Parents, who are also upset by the prospect of a mostly online spring semester, tend to blame the university and professors first. In my experience, professors do not cater to the student’s every need from the beginning. They simply provide them with resources and leave it up to the student to attend office hours and reach out if they need assistance. I believe that college students should have that level of self-accountability, but I also acknowledge that there are some professors who do not feel as if those efforts on their part are necessary. However, that is a very small population of faculty and I have not had that experience thus far. Freshman students especially tend to fall victim to that type of thinking, as they have just come out of high school and are not yet acclimated to college-level courses.
“I really think that synchronous classes are the way to go for next semester because it is really hard to stay motivated with classwork if you don’t have any other peers or your professors to talk to,” says Miller. “I think some professors have done a good job if the classes are asynchronous by making students do discussion posts and participate that way, but I think there is more that they can do to keep their students engaged in their classes.”

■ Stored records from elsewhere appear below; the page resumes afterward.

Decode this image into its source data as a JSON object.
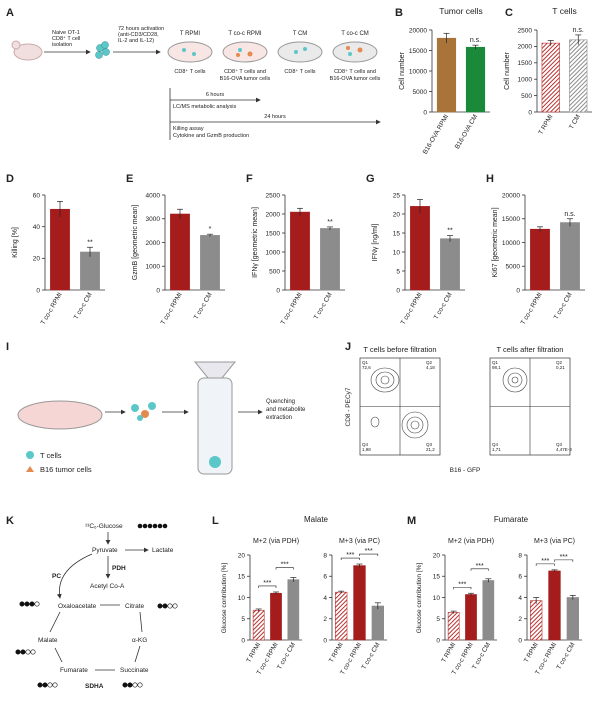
{
  "panel_a": {
    "letter": "A",
    "isolation": [
      "Naive OT-1",
      "CD8⁺ T cell",
      "isolation"
    ],
    "activation": [
      "72 hours activation",
      "(anti-CD3/CD28,",
      "IL-2 and IL-12)"
    ],
    "conditions": [
      {
        "name": "T RPMI",
        "desc": [
          "CD8⁺ T cells"
        ]
      },
      {
        "name": "T co-c RPMI",
        "desc": [
          "CD8⁺ T cells and",
          "B16-OVA tumor cells"
        ]
      },
      {
        "name": "T CM",
        "desc": [
          "CD8⁺ T cells"
        ]
      },
      {
        "name": "T co-c CM",
        "desc": [
          "CD8⁺ T cells and",
          "B16-OVA tumor cells"
        ]
      }
    ],
    "timeline": [
      {
        "duration": "6 hours",
        "assays": [
          "LC/MS metabolic analysis"
        ]
      },
      {
        "duration": "24 hours",
        "assays": [
          "Killing assay",
          "Cytokine and GzmB production"
        ]
      }
    ]
  },
  "chart_data": [
    {
      "type": "bar",
      "panel": "B",
      "title": "Tumor cells",
      "ylabel": "Cell number",
      "categories": [
        "B16-OVA RPMI",
        "B16-OVA CM"
      ],
      "values": [
        18000,
        15800
      ],
      "errors": [
        1200,
        500
      ],
      "colors": [
        "#a8743a",
        "#1a8a3a"
      ],
      "hatch": [
        false,
        false
      ],
      "ylim": [
        0,
        20000
      ],
      "yticks": [
        0,
        5000,
        10000,
        15000,
        20000
      ],
      "annotations": [
        "n.s."
      ]
    },
    {
      "type": "bar",
      "panel": "C",
      "title": "T cells",
      "ylabel": "Cell number",
      "categories": [
        "T RPMI",
        "T CM"
      ],
      "values": [
        2100,
        2200
      ],
      "errors": [
        80,
        150
      ],
      "colors": [
        "#b8312f",
        "#8c8c8c"
      ],
      "hatch": [
        true,
        true
      ],
      "ylim": [
        0,
        2500
      ],
      "yticks": [
        0,
        500,
        1000,
        1500,
        2000,
        2500
      ],
      "annotations": [
        "n.s."
      ]
    },
    {
      "type": "bar",
      "panel": "D",
      "ylabel": "Killing [%]",
      "categories": [
        "T co-c RPMI",
        "T co-c CM"
      ],
      "values": [
        51,
        24
      ],
      "errors": [
        5,
        3
      ],
      "colors": [
        "#a51c1c",
        "#8c8c8c"
      ],
      "hatch": [
        false,
        false
      ],
      "ylim": [
        0,
        60
      ],
      "yticks": [
        0,
        20,
        40,
        60
      ],
      "annotations": [
        "**"
      ]
    },
    {
      "type": "bar",
      "panel": "E",
      "ylabel": "GzmB [geometric mean]",
      "categories": [
        "T co-c RPMI",
        "T co-c CM"
      ],
      "values": [
        3200,
        2300
      ],
      "errors": [
        200,
        50
      ],
      "colors": [
        "#a51c1c",
        "#8c8c8c"
      ],
      "hatch": [
        false,
        false
      ],
      "ylim": [
        0,
        4000
      ],
      "yticks": [
        0,
        1000,
        2000,
        3000,
        4000
      ],
      "annotations": [
        "*"
      ]
    },
    {
      "type": "bar",
      "panel": "F",
      "ylabel": "IFNγ [geometric mean]",
      "categories": [
        "T co-c RPMI",
        "T co-c CM"
      ],
      "values": [
        2050,
        1620
      ],
      "errors": [
        100,
        40
      ],
      "colors": [
        "#a51c1c",
        "#8c8c8c"
      ],
      "hatch": [
        false,
        false
      ],
      "ylim": [
        0,
        2500
      ],
      "yticks": [
        0,
        500,
        1000,
        1500,
        2000,
        2500
      ],
      "annotations": [
        "**"
      ]
    },
    {
      "type": "bar",
      "panel": "G",
      "ylabel": "IFNγ [ng/ml]",
      "categories": [
        "T co-c RPMI",
        "T co-c CM"
      ],
      "values": [
        22,
        13.5
      ],
      "errors": [
        1.8,
        0.8
      ],
      "colors": [
        "#a51c1c",
        "#8c8c8c"
      ],
      "hatch": [
        false,
        false
      ],
      "ylim": [
        0,
        25
      ],
      "yticks": [
        0,
        5,
        10,
        15,
        20,
        25
      ],
      "annotations": [
        "**"
      ]
    },
    {
      "type": "bar",
      "panel": "H",
      "ylabel": "Ki67 [geometric mean]",
      "categories": [
        "T co-c RPMI",
        "T co-c CM"
      ],
      "values": [
        12800,
        14200
      ],
      "errors": [
        500,
        800
      ],
      "colors": [
        "#a51c1c",
        "#8c8c8c"
      ],
      "hatch": [
        false,
        false
      ],
      "ylim": [
        0,
        20000
      ],
      "yticks": [
        0,
        5000,
        10000,
        15000,
        20000
      ],
      "annotations": [
        "n.s."
      ]
    },
    {
      "type": "bar",
      "title": "M+2 (via PDH)",
      "categories": [
        "T RPMI",
        "T co-c RPMI",
        "T co-c CM"
      ],
      "values": [
        7,
        11,
        14.2
      ],
      "errors": [
        0.3,
        0.3,
        0.5
      ],
      "colors": [
        "#b8312f",
        "#a51c1c",
        "#8c8c8c"
      ],
      "hatch": [
        true,
        false,
        false
      ],
      "ylim": [
        0,
        20
      ],
      "yticks": [
        0,
        5,
        10,
        15,
        20
      ],
      "annotations": [
        "***",
        "***"
      ]
    },
    {
      "type": "bar",
      "title": "M+3 (via PC)",
      "categories": [
        "T RPMI",
        "T co-c RPMI",
        "T co-c CM"
      ],
      "values": [
        4.5,
        7,
        3.2
      ],
      "errors": [
        0.1,
        0.15,
        0.3
      ],
      "colors": [
        "#b8312f",
        "#a51c1c",
        "#8c8c8c"
      ],
      "hatch": [
        true,
        false,
        false
      ],
      "ylim": [
        0,
        8
      ],
      "yticks": [
        0,
        2,
        4,
        6,
        8
      ],
      "annotations": [
        "***",
        "***"
      ]
    },
    {
      "type": "bar",
      "title": "M+2 (via PDH)",
      "categories": [
        "T RPMI",
        "T co-c RPMI",
        "T co-c CM"
      ],
      "values": [
        6.5,
        10.7,
        14
      ],
      "errors": [
        0.3,
        0.3,
        0.4
      ],
      "colors": [
        "#b8312f",
        "#a51c1c",
        "#8c8c8c"
      ],
      "hatch": [
        true,
        false,
        false
      ],
      "ylim": [
        0,
        20
      ],
      "yticks": [
        0,
        5,
        10,
        15,
        20
      ],
      "annotations": [
        "***",
        "***"
      ]
    },
    {
      "type": "bar",
      "title": "M+3 (via PC)",
      "categories": [
        "T RPMI",
        "T co-c RPMI",
        "T co-c CM"
      ],
      "values": [
        3.7,
        6.5,
        4
      ],
      "errors": [
        0.3,
        0.1,
        0.2
      ],
      "colors": [
        "#b8312f",
        "#a51c1c",
        "#8c8c8c"
      ],
      "hatch": [
        true,
        false,
        false
      ],
      "ylim": [
        0,
        8
      ],
      "yticks": [
        0,
        2,
        4,
        6,
        8
      ],
      "annotations": [
        "***",
        "***"
      ]
    }
  ],
  "metabolite_groups": [
    {
      "letter": "L",
      "title": "Malate",
      "ylabel": "Glucose contribution [%]"
    },
    {
      "letter": "M",
      "title": "Fumarate",
      "ylabel": "Glucose contribution [%]"
    }
  ],
  "panel_i": {
    "letter": "I",
    "step": [
      "Quenching",
      "and metabolite",
      "extraction"
    ],
    "legend": [
      "T cells",
      "B16 tumor cells"
    ]
  },
  "panel_j": {
    "letter": "J",
    "ylabel": "CD8 - PECy7",
    "xlabel": "B16 - GFP",
    "plots": [
      {
        "title": "T cells before filtration",
        "quadrants": [
          {
            "name": "Q1",
            "value": "72,6"
          },
          {
            "name": "Q2",
            "value": "4,18"
          },
          {
            "name": "Q3",
            "value": "21,2"
          },
          {
            "name": "Q4",
            "value": "1,98"
          }
        ]
      },
      {
        "title": "T cells after filtration",
        "quadrants": [
          {
            "name": "Q1",
            "value": "98,1"
          },
          {
            "name": "Q2",
            "value": "0,21"
          },
          {
            "name": "Q3",
            "value": "4,47E-3"
          },
          {
            "name": "Q4",
            "value": "1,71"
          }
        ]
      }
    ]
  },
  "panel_k": {
    "letter": "K",
    "glucose": "¹³C₆-Glucose",
    "pyruvate": "Pyruvate",
    "lactate": "Lactate",
    "pdh": "PDH",
    "pc": "PC",
    "acetyl": "Acetyl Co-A",
    "oxaloacetate": "Oxaloacetate",
    "citrate": "Citrate",
    "akg": "α-KG",
    "malate": "Malate",
    "succinate": "Succinate",
    "fumarate": "Fumarate",
    "sdha": "SDHA"
  }
}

Students who have experienced online courses prior to the pandemic are having less difficulty in terms of time management, organization, and productivity. Despite having experienced a partly online spring semester, most students are still not well acclimated to the delivery of the courses. Organizational skills often take time to develop, and students are already under a tremendous level of stress to meet deadlines and expectations. However, students also have more flexibility in terms of scheduling. They now have more time for work or activities, given that they previously had to work around their tight class schedules. Time management will always be a necessary skill, and students can take advantage of this time to build upon those skills.
“Time management is the greatest way to tackle online classes,” says Kolby Edwards, also a UNCW sophomore. “Taking time to understand the schedule and how students need to pace their academics is the best way for students to tackle online classes.”

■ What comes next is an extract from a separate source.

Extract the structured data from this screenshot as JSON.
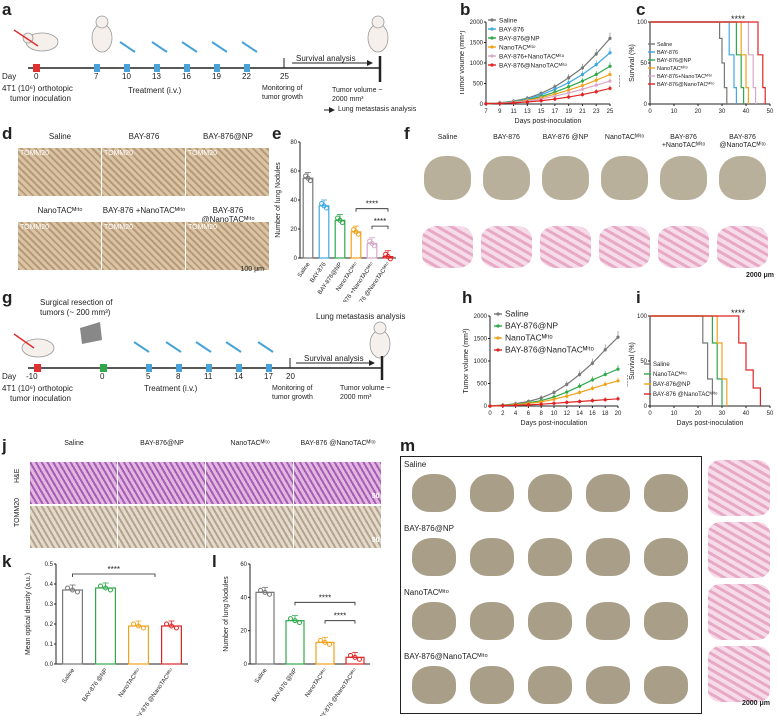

Edwards has had experience with online classes, as he has taken them for the last three years. He suggests that colleges examine how their students are handling their online courses rather than just shoving busy work in their direction. It seems as if there is a certain level of overcompensation for the lack of planning efforts, and the students are the ones paying the price.
With one full semester of online learning underway, universities now have a model to base the following semesters on. The cases of COVID-19 are only expected to rise in the coming winter months, and with a lack of rapid testing I do not foresee the spring semester being a success story. UNCW is already planning for this outcome, seeing that a large number of classes are already being offered in an online format. The administration is unfortunately continuing to mislead students by stating that the spring will be “very similar” to what the fall semester is like. They are not acknowledging that viral transmission will likely be higher due to the numbers of people who will be congregating indoors because of the colder weather. If UNCW is planning to have students remain on campus for the spring semester, it is essential that they increase levels of testing and conduct tests prior to student return. The administration has zero excuse for continuing to put students in harm’s way once again.